Cuidados que um portador de hepatite A deve tomar:

  • Lavar as mãos frequentemente com água e sabão, especialmente após ir ao banheiro (além de água e sabão, antissépticos à base de álcool também podem ser usados)
  • Não manipular alimentos que serão consumidos por outras pessoas.
  • Não compartilhar itens pessoais, como escovas de dentes, utensílios de cozinha, copos, talheres etc.
  • Informar pessoas próximas sobre a condição de hepatite A para que possam tomar precauções.
  • Deve-se utilizar hipoclorito de sódio a 2,5% ou água sanitária ao lavar o banheiro utilizado por uma pessoa com hepatite A.

Quem vacinar?

Desde 2014, a vacina hepatite A é recomendada pelo PNI para todas as crianças aos 12 meses de idade (até os 5 anos, se ainda não vacinadas).

Nos Centros de Referência de Imunobiológicos Especiais (CRIEs), a vacina hepatite A é indicada para alguns grupos de risco, tais como transplantados e portadores de HIV/Aids.

Leptospirose

A leptospirose é uma doença infecciosa provocada pela bactéria do gênero Leptospira, geralmente adquirida através do contato com água ou solo contaminados pela urina de animais infectados, principalmente ratos. Dessa forma, enchentes são reconhecidas como ambientes propícios para a disseminação da doença, elevando o risco para aqueles expostos às águas.

Sintomas

As manifestações clínicas variam desde formas assintomáticas até quadros graves. É importante ressaltar que os sintomas podem se manifestar de 2 a 30 dias após a infecção. Portanto, é necessário estar atento ao sinais após todo esse período.

  • Fase inicial: febre alta, náuseas, vômitos, conjuntivite, sangramentos (petéquias, epistaxe, hemorragia conjuntival, gengivorragia), exantema, hepatoesplenomegalia (aumento do fígado e do baço)
  • Fase imune com leptospirúria: aumento da febre, insuficiência respiratória, síndrome do desconforto respiratório agudo, hemorragia pulmonar, insuficiência renal aguda, etc.
  • Quadro clínico das formas graves: Síndrome de Weil, disfunções orgânicas, como disfunção hepática com icterícia, falência renal, síndrome do desconforto respiratório agudo, falência cardíaca, etc.

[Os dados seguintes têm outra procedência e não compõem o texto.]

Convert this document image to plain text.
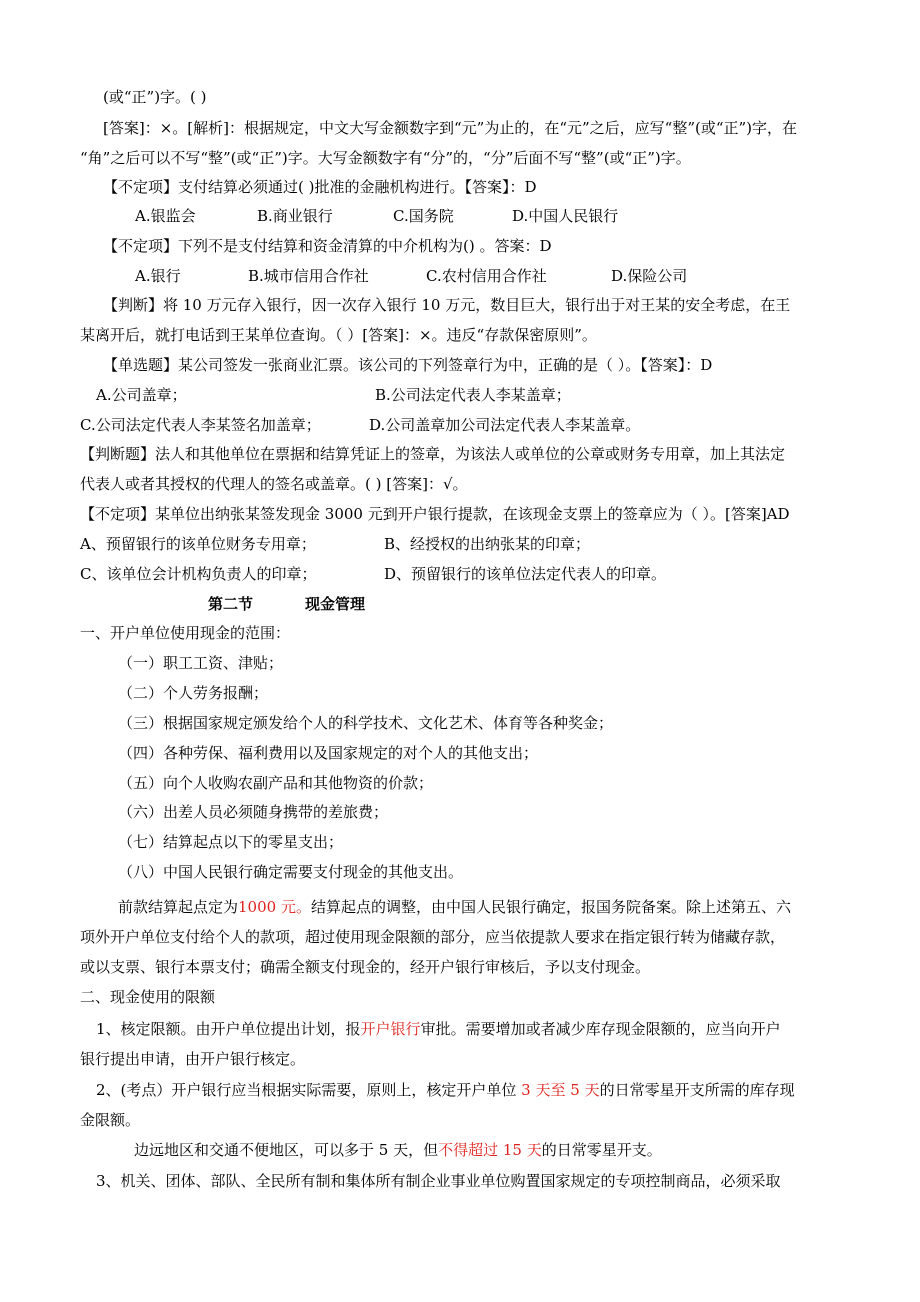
(或“正”)字。( )
[答案]：×。[解析]：根据规定，中文大写金额数字到“元”为止的，在“元”之后，应写“整”(或“正”)字，在
“角”之后可以不写“整”(或“正”)字。大写金额数字有“分”的，“分”后面不写“整”(或“正”)字。
【不定项】支付结算必须通过( )批准的金融机构进行。【答案】：D
A.银监会	B.商业银行	C.国务院	D.中国人民银行
【不定项】下列不是支付结算和资金清算的中介机构为() 。答案：D
A.银行	B.城市信用合作社	C.农村信用合作社	D.保险公司
【判断】将 10 万元存入银行，因一次存入银行 10 万元，数目巨大，银行出于对王某的安全考虑，在王
某离开后，就打电话到王某单位查询。（ ）[答案]：×。违反“存款保密原则”。
【单选题】某公司签发一张商业汇票。该公司的下列签章行为中，正确的是（ ）。【答案】：D
A.公司盖章；	B.公司法定代表人李某盖章；
C.公司法定代表人李某签名加盖章；	D.公司盖章加公司法定代表人李某盖章。
【判断题】法人和其他单位在票据和结算凭证上的签章，为该法人或单位的公章或财务专用章，加上其法定
代表人或者其授权的代理人的签名或盖章。( ) [答案]：√。
【不定项】某单位出纳张某签发现金 3000 元到开户银行提款，在该现金支票上的签章应为（ ）。[答案]AD
A、预留银行的该单位财务专用章；	B、经授权的出纳张某的印章；
C、该单位会计机构负责人的印章；	D、预留银行的该单位法定代表人的印章。
第二节	现金管理
一、开户单位使用现金的范围：
（一）职工工资、津贴；
（二）个人劳务报酬；
（三）根据国家规定颁发给个人的科学技术、文化艺术、体育等各种奖金；
（四）各种劳保、福利费用以及国家规定的对个人的其他支出；
（五）向个人收购农副产品和其他物资的价款；
（六）出差人员必须随身携带的差旅费；
（七）结算起点以下的零星支出；
（八）中国人民银行确定需要支付现金的其他支出。
前款结算起点定为1000 元。结算起点的调整，由中国人民银行确定，报国务院备案。除上述第五、六
项外开户单位支付给个人的款项，超过使用现金限额的部分，应当依提款人要求在指定银行转为储藏存款，
或以支票、银行本票支付；确需全额支付现金的，经开户银行审核后，予以支付现金。
二、现金使用的限额
1、核定限额。由开户单位提出计划，报开户银行审批。需要增加或者减少库存现金限额的，应当向开户
银行提出申请，由开户银行核定。
2、(考点）开户银行应当根据实际需要，原则上，核定开户单位 3 天至 5 天的日常零星开支所需的库存现
金限额。
边远地区和交通不便地区，可以多于 5 天，但不得超过 15 天的日常零星开支。
3、机关、团体、部队、全民所有制和集体所有制企业事业单位购置国家规定的专项控制商品，必须采取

Sinais clínicos de alerta (indicada internação hospitalar)

  • Tosse, dispneia, taquipneia, escarros
  • Alterações urinárias
  • Fenômenos hemorrágicos
  • Hipotensão
  • Alterações do nível de consciência
  • Vômitos frequentes
  • Arritmias
  • Icterícia

Orientações

Embora o uso de antimicrobianos não seja recomendado como conduta de rotina, a nota ressalta que em situações de alto risco, onde há exposição contínua a alagamentos e águas contaminadas, com ou sem lesões na pele, essa intervenção pode ser considerada.

A principal recomendação das entidades responsáveis pelo documento é o uso de doxiciclina, administrada em dose única para adultos em pós-exposição de alto risco. Para crianças, a dose é calculada com base no peso corporal, com dose máxima estabelecida. Como alternativa, a azitromicina pode ser utilizada nas mesmas condições.

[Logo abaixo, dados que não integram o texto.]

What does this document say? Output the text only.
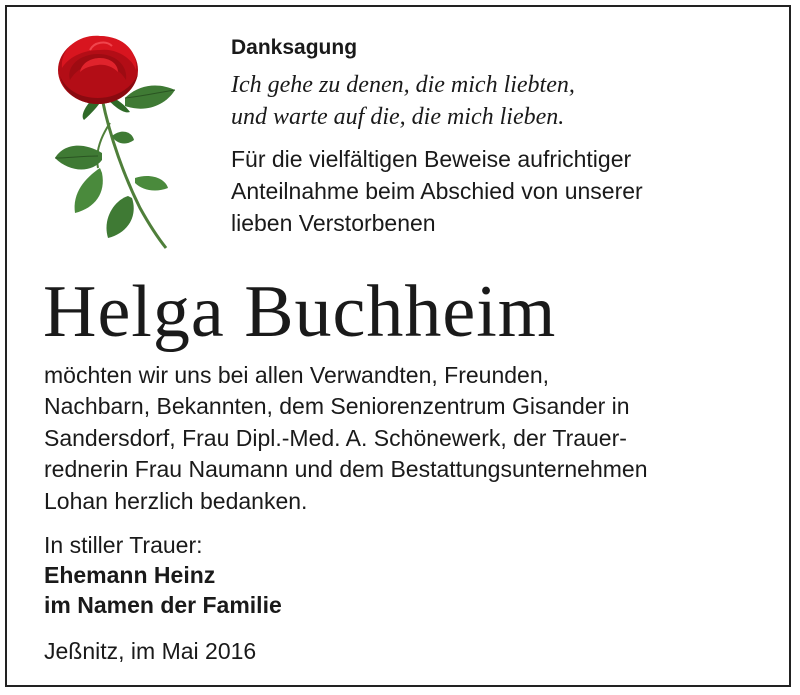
Danksagung
Ich gehe zu denen, die mich liebten,
und warte auf die, die mich lieben.
Für die vielfältigen Beweise aufrichtiger
Anteilnahme beim Abschied von unserer
lieben Verstorbenen
Helga Buchheim
möchten wir uns bei allen Verwandten, Freunden,
Nachbarn, Bekannten, dem Seniorenzentrum Gisander in
Sandersdorf, Frau Dipl.-Med. A. Schönewerk, der Trauer-
rednerin Frau Naumann und dem Bestattungsunternehmen
Lohan herzlich bedanken.
In stiller Trauer:
Ehemann Heinz
im Namen der Familie
Jeßnitz, im Mai 2016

É importante frisar que a profilaxia deve ser feita apenas com orientação médica. Além disso, ela não oferece uma proteção absoluta contra a leptospirose, e mesmo aqueles que fazem uso dos medicamentos recomendados ainda podem contrair a doença. Além disso, gestantes e lactantes não devem utilizar doxiciclina como medida preventiva.